Easy Come, Easy Go: How Axis Auto Finance (CVE:AXIS) Shareholders Got Unlucky And Saw 72% Of Their Cash Evaporate

As every investor would know, not every swing hits the sweet spot. But really bad investments should be rare. So spare a thought for the long term shareholders of Axis Auto Finance Inc. (CVE:AXIS); the share price is down a whopping 72% in the last three years. That might cause some serious doubts about the merits of the initial decision to buy the stock, to put it mildly. And more recent buyers are having a tough time too, with a drop of 48% in the last year. The falls have accelerated recently, with the share price down 29% in the last three months. Of course, this share price action may well have been influenced by the 15% decline in the broader market, throughout the period.

See our latest analysis for Axis Auto Finance

Axis Auto Finance wasn't profitable in the last twelve months, it is unlikely we'll see a strong correlation between its share price and its earnings per share (EPS). Arguably revenue is our next best option. Shareholders of unprofitable companies usually expect strong revenue growth. That's because fast revenue growth can be easily extrapolated to forecast profits, often of considerable size.

Over three years, Axis Auto Finance grew revenue at 62% per year. That's well above most other pre-profit companies. So why has the share priced crashed 34% per year, in the same time? The share price makes us wonder if there is an issue with profitability. Ultimately, revenue growth doesn't amount to much if the business can't scale well. If the company is low on cash, it may have to raise capital soon.

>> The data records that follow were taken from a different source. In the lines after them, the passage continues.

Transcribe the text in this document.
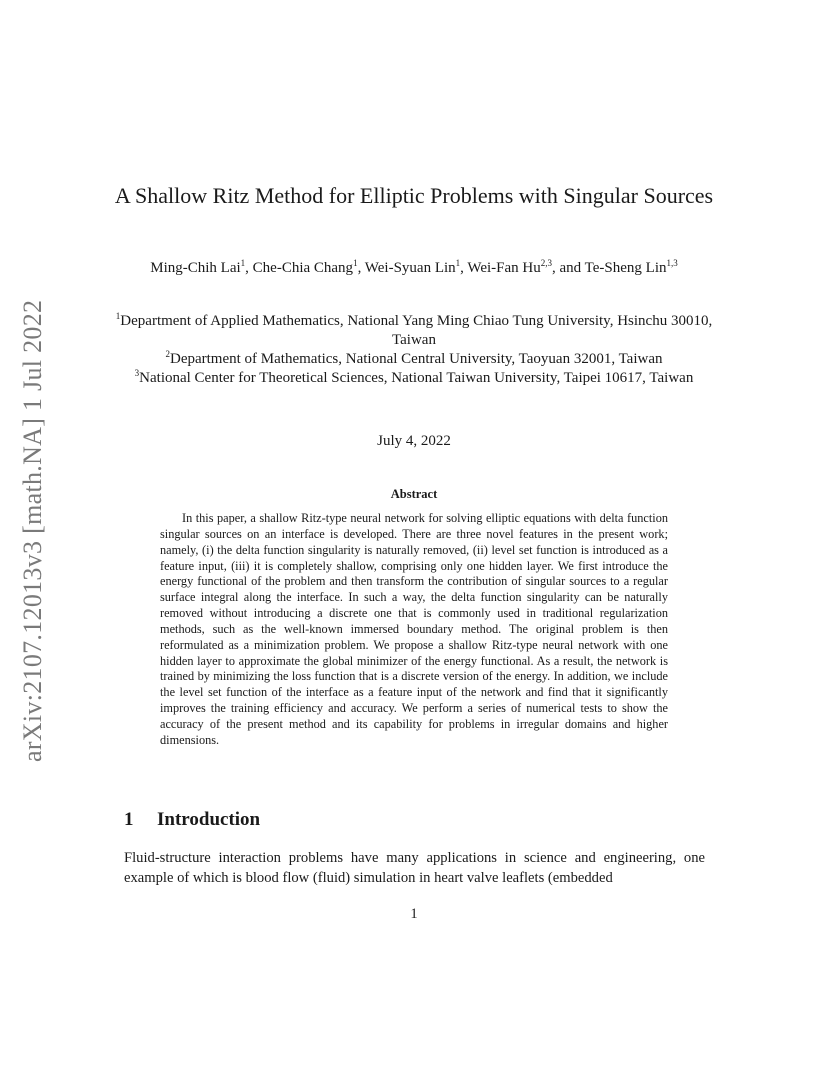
arXiv:2107.12013v3 [math.NA] 1 Jul 2022
A Shallow Ritz Method for Elliptic Problems with Singular Sources
Ming-Chih Lai$^1$, Che-Chia Chang$^1$, Wei-Syuan Lin$^1$, Wei-Fan Hu$^{2,3}$, and Te-Sheng Lin$^{1,3}$
$^1$Department of Applied Mathematics, National Yang Ming Chiao Tung University, Hsinchu 30010, Taiwan
$^2$Department of Mathematics, National Central University, Taoyuan 32001, Taiwan
$^3$National Center for Theoretical Sciences, National Taiwan University, Taipei 10617, Taiwan
July 4, 2022
Abstract
In this paper, a shallow Ritz-type neural network for solving elliptic equations with delta function singular sources on an interface is developed. There are three novel features in the present work; namely, (i) the delta function singularity is naturally removed, (ii) level set function is introduced as a feature input, (iii) it is completely shallow, comprising only one hidden layer. We first introduce the energy functional of the problem and then transform the contribution of singular sources to a regular surface integral along the interface. In such a way, the delta function singularity can be naturally removed without introducing a discrete one that is commonly used in traditional regularization methods, such as the well-known immersed boundary method. The original problem is then reformulated as a minimization problem. We propose a shallow Ritz-type neural network with one hidden layer to approximate the global minimizer of the energy functional. As a result, the network is trained by minimizing the loss function that is a discrete version of the energy. In addition, we include the level set function of the interface as a feature input of the network and find that it significantly improves the training efficiency and accuracy. We perform a series of numerical tests to show the accuracy of the present method and its capability for problems in irregular domains and higher dimensions.
1 Introduction
Fluid-structure interaction problems have many applications in science and engineering, one example of which is blood flow (fluid) simulation in heart valve leaflets (embedded
1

You can see how earnings and revenue have changed over time in the image below (click on the chart to see the exact values).

TSXV:AXIS Income Statement, March 10th 2020
TSXV:AXIS Income Statement, March 10th 2020

We consider it positive that insiders have made significant purchases in the last year. Even so, future earnings will be far more important to whether current shareholders make money. So we recommend checking out this free report showing consensus forecasts

A Different Perspective

Axis Auto Finance shareholders are down 48% for the year, falling short of the market return. Meanwhile, the broader market slid about 12%, likely weighing on the stock. The three-year loss of 34% per year isn't as bad as the last twelve months, suggesting that the company has not been able to convince the market it has solved its problems. Although Baron Rothschild famously said to "buy when there's blood in the streets, even if the blood is your own", he also focusses on high quality stocks with solid prospects. While it is well worth considering the different impacts that market conditions can have on the share price, there are other factors that are even more important. Case in point: We've spotted 3 warning signs for Axis Auto Finance you should be aware of.

Axis Auto Finance is not the only stock insiders are buying. So take a peek at this free list of growing companies with insider buying.

Please note, the market returns quoted in this article reflect the market weighted average returns of stocks that currently trade on CA exchanges.

If you spot an error that warrants correction, please contact the editor at editorial-team@simplywallst.com. This article by Simply Wall St is general in nature. It does not constitute a recommendation to buy or sell any stock, and does not take account of your objectives, or your financial situation. Simply Wall St has no position in the stocks mentioned.

We aim to bring you long-term focused research analysis driven by fundamental data. Note that our analysis may not factor in the latest price-sensitive company announcements or qualitative material. Thank you for reading.